New tool educates and motivates patients with diabetes-related eye disease
For patients with diabetic retinopathy, seeing could be believing.
The new Diabetic Retinopathy Chairside Tool, developed by the AOA's Health Promotions Committee, is designed for use by doctors of optometry to educate—and motivate—patients with diabetes. Both sides of the 8 ½-by-11-inch laminated card contain ultra-wide images of the progression of diabetic retinopathy and diabetic macular edema.
"Diabetes is potentially a devastating disease that is far more prevalent than the millions of people presently being treated," says Leonard Steiner, O.D., a member of the AOA Health Promotions Committee who practices in Oakhurst, New Jersey. "Patients, who can be made aware and have the disease controlled at the earliest stages, will not only save their vision, but it also will allow them to prevent many systemic complications caused by diabetes."
He adds, "Optometrists are at the forefront of this battle. By utilizing ultra-wide photography of the retina, optometrists can see fundus changes that take place not only centrally but in the periphery, which recently has become a focal point in the literature for progression of retinopathy. This is a great tool for both the doctor and for patient education. Showing patients the changes that take place makes them much more aware and concerned about the need to manage their diabetes."
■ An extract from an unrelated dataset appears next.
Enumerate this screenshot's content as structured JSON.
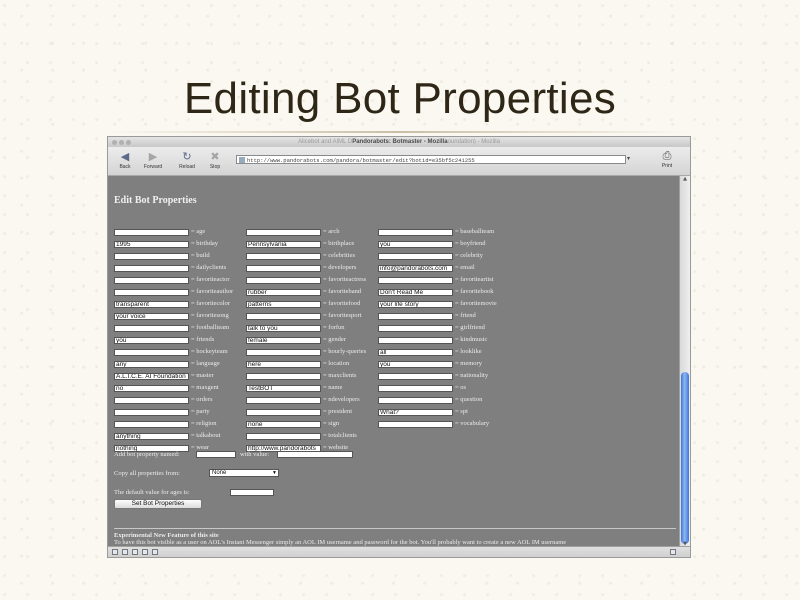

Diabetic retinopathy is a complication of diabetes that can lead to blindness. The cases of diabetic retinopathy and vision threatening diabetic retinopathy among Americans 40 years and older is expected to triple in 2050.
Symptoms of diabetic retinopathy include:
- Seeing spots or floaters
- Blurred vision
- Having a dark or empty spot in the center of your vision
- Difficulty seeing well at night
Unfortunately most patients with diabetic retinopathy and/or diabetic macular edema show no symptoms whatsoever in the early, most treatable stages of the diseases.
"The card was created to give practicing doctors an easy, chairside reference tool to demonstrate to patients the various stages of diabetic retinopathy," says A. Paul Chous, O.D., optometric representative to the National Diabetes Education Program of the National Institutes of Health and a member of the Health Promotions Committee who practices in Tacoma, Washington.
"What is unique about this particular tool is that the images used are ultra-wide field (200 degrees), meaning that about 16 times more retinal area can be visualized at one time compared to standard 45-degree images," says Dr. Chous, who called the growing rates of diabetes alarming. "Our goal was to be expressly patient- and doctor-friendly. The images let patients see the natural history of retinopathy and macular edema, as well as appreciate the full extent of the retina."